Waves has launched plug-ins in collaboration with Abbey Road Studios, such as the King's Microphones plug-in released in 2011, the REDD Console plug-ins released in 2012, the J37 tape saturation plug-in, the Abbey Road Reverb Plates plugin, the RS56 Passive EQ plug-in released in 2013, and the EMI TG12345 plug-in released in 2014. Other software includes the Torque drum tone shifter plug-in.

Waves released the L2 Ultramaximizer hardware limiter in the year 2000, a device widely adopted by top mastering engineers and featured on thousands of iconic records.

==Technology==

In 2010, Waves announced the release of its SoundGrid technology at the Winter NAMM show. SoundGrid was created to make Waves audio processors available on a low-latency platform. The SoundGrid system consists of a Linux-based server that runs the SoundGrid environment, compatible plug-ins, a Mac or Windows control computer, and a digital-analog interface for input/output (I/O).
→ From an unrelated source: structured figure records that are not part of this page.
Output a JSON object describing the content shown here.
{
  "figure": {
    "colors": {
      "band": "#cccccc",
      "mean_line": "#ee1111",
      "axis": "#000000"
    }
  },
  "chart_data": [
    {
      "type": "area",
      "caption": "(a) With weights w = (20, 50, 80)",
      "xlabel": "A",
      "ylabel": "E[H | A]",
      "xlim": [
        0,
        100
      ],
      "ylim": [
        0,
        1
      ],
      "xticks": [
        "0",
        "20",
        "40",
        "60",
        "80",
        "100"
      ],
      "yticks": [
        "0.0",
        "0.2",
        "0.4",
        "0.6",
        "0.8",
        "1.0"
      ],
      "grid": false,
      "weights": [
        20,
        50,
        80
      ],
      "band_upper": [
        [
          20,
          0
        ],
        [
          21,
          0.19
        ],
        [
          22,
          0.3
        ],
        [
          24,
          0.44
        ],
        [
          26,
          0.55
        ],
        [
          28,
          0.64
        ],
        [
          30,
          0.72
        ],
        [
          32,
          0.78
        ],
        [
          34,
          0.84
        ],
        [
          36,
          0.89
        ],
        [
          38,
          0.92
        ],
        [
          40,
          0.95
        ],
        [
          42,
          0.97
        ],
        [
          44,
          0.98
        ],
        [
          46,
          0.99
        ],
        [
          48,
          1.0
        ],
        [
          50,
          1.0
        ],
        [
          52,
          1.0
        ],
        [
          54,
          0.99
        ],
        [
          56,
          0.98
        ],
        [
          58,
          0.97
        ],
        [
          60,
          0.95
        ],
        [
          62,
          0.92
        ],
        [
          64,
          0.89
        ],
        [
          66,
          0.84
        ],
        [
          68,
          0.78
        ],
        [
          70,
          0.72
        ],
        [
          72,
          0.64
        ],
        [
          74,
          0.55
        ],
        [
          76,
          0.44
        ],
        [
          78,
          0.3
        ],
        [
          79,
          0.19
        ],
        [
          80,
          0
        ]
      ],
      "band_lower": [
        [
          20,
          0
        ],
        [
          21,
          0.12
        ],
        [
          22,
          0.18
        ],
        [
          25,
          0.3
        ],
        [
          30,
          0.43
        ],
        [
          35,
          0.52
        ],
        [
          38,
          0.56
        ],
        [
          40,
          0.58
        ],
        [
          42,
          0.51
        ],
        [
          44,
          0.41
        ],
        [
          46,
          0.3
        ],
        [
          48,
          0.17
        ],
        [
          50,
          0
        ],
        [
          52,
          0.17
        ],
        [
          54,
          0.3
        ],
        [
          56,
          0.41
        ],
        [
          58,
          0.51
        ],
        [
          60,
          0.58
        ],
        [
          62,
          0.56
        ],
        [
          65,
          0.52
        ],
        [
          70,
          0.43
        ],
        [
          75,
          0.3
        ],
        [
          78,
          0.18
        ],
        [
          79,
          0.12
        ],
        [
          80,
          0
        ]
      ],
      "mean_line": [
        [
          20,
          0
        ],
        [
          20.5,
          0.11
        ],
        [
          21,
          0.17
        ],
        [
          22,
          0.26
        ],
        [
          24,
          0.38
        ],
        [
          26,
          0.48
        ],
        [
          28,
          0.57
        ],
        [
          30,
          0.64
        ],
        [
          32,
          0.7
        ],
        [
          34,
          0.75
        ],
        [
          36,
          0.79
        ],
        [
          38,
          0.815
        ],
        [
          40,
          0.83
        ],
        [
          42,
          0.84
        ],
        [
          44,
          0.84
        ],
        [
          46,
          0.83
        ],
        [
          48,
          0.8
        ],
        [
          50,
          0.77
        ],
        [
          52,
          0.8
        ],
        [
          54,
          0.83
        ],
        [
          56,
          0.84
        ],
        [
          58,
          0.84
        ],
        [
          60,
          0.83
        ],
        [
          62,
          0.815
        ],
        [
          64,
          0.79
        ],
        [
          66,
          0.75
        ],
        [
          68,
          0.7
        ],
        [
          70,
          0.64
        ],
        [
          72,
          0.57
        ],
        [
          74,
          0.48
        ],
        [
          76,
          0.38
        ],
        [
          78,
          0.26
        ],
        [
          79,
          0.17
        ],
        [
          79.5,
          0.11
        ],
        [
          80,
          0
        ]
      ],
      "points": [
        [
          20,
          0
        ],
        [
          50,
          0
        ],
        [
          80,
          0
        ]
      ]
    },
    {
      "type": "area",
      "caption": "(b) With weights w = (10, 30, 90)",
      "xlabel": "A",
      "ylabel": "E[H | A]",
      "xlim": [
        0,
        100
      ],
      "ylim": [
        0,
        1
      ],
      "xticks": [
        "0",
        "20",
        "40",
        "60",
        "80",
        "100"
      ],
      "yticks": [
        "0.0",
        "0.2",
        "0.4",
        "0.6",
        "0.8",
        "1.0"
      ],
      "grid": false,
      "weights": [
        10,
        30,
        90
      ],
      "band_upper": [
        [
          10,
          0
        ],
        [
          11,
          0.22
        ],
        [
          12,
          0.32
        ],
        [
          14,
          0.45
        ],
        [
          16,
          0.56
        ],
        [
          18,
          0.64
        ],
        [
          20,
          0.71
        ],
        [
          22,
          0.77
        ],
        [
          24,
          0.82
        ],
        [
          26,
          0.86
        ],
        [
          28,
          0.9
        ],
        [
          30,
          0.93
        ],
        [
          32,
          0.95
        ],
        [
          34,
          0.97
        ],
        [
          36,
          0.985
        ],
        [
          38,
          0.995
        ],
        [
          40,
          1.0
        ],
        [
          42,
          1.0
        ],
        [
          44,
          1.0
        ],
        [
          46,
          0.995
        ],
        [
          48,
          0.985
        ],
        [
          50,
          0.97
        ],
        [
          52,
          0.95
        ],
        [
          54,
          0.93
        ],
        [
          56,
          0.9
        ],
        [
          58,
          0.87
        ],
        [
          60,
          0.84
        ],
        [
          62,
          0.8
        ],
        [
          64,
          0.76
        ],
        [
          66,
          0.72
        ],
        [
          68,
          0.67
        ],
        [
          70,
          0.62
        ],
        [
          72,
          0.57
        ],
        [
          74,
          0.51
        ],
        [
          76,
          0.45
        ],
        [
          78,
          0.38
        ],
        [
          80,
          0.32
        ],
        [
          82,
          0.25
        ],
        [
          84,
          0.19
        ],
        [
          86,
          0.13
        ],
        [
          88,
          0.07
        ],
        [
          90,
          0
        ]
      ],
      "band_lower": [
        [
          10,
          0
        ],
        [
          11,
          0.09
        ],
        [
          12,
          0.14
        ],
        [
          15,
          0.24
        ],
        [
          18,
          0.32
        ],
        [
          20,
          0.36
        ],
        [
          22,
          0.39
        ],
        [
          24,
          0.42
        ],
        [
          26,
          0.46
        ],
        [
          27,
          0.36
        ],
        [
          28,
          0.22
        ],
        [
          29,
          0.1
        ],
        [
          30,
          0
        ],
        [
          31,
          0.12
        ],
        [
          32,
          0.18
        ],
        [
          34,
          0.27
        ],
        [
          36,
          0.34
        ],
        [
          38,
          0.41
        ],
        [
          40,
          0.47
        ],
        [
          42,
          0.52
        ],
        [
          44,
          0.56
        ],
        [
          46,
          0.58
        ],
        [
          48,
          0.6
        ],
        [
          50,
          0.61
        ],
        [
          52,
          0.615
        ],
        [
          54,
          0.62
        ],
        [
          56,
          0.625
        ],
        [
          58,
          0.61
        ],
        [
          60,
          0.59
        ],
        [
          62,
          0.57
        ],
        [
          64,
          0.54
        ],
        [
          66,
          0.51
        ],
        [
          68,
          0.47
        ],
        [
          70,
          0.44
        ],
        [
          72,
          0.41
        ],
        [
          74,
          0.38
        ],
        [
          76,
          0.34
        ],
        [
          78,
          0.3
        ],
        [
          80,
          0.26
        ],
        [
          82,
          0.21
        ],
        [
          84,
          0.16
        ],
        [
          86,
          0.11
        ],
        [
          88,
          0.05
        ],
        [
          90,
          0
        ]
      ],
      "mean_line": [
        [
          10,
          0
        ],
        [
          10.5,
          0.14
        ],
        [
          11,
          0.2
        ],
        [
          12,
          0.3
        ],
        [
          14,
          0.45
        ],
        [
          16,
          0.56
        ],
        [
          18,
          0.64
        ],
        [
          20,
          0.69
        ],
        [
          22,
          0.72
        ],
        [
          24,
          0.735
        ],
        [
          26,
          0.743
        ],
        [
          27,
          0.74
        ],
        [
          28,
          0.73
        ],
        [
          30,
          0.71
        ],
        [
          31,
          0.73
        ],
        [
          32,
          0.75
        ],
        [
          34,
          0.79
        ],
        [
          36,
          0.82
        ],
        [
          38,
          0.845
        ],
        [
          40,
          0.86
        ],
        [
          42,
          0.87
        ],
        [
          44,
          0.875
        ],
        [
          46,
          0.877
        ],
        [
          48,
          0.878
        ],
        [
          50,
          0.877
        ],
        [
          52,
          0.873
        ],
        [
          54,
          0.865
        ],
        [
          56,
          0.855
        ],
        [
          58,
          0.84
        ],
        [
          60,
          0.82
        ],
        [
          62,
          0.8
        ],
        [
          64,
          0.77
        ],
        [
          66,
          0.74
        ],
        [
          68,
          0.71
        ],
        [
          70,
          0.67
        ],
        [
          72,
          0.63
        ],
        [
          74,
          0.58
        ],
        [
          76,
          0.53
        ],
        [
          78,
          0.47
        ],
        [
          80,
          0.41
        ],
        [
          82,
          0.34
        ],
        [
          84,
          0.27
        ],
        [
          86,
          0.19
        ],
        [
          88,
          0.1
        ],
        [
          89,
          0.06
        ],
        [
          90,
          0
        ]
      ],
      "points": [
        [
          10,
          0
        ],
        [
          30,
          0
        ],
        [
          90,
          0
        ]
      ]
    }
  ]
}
It is used for live sound, broadcast, and post production—s a low latency environment for audio processing on certain hardware audio mixing consoles, e.g., DiGiCo, Allen & Heath, and Yamaha.

Under its Maxx brand, Waves offers its technologies as licensable algorithms for consumer electronics. Technologies from the Maxx brand have been used in products including computers, laptops, smartphones, VoIP and portable loudspeaker systems from companies such as Dell, Toshiba, Sony, Oppo, OnePlus, Sanyo, JVC, and Altec Lansing.

Waves launched a Kickstarter campaign in 2016 to help fund the production of Waves Nx, a technology that transmits 3D audio on headphones in stereo or 5.1/7.1 surround sound. The technology generates a three-dimensional virtual audioscape that allows users to "detect which direction sounds are coming from."

Along with the Waves Nx, Waves has also developed the Waves B360 Ambisonics Encoder to assist engineers mixing 360-degree and VR audio projects. Audeze Mobius headphones are operated with Waves' Nx technology.

Currently, Waves Maxx technology is available on IoT, mobile, smart assistance, and communication devices. Waves Maxx partnerships include Google, Dell, LG, Acer, Fitbit, Qualcomm, and Intel. Additionally, Waves Nx technology for 3D audio is available in gaming headphones and other devices by Acer, and Audeze. Film score mixer Alan Meyerson said of Waves' technology, "[it has] changed the sound of film scores."

==Copyright and trademark lawsuits==
In 2010, Waves Audio was involved in two lawsuits regarding intellectual property infringements and illegal use of its software. In one lawsuit, with the defendant Skyline Recording Studios NYC, Waves won, and in the other, with the defendant Quad Recording Studios, the defendant admitted liability.

In 2013, Waves Audio sued Motorola Mobility for allegedly infringing on its Maxx trademark with the Droid Razr Maxx and Droid Razr Maxx HD phones.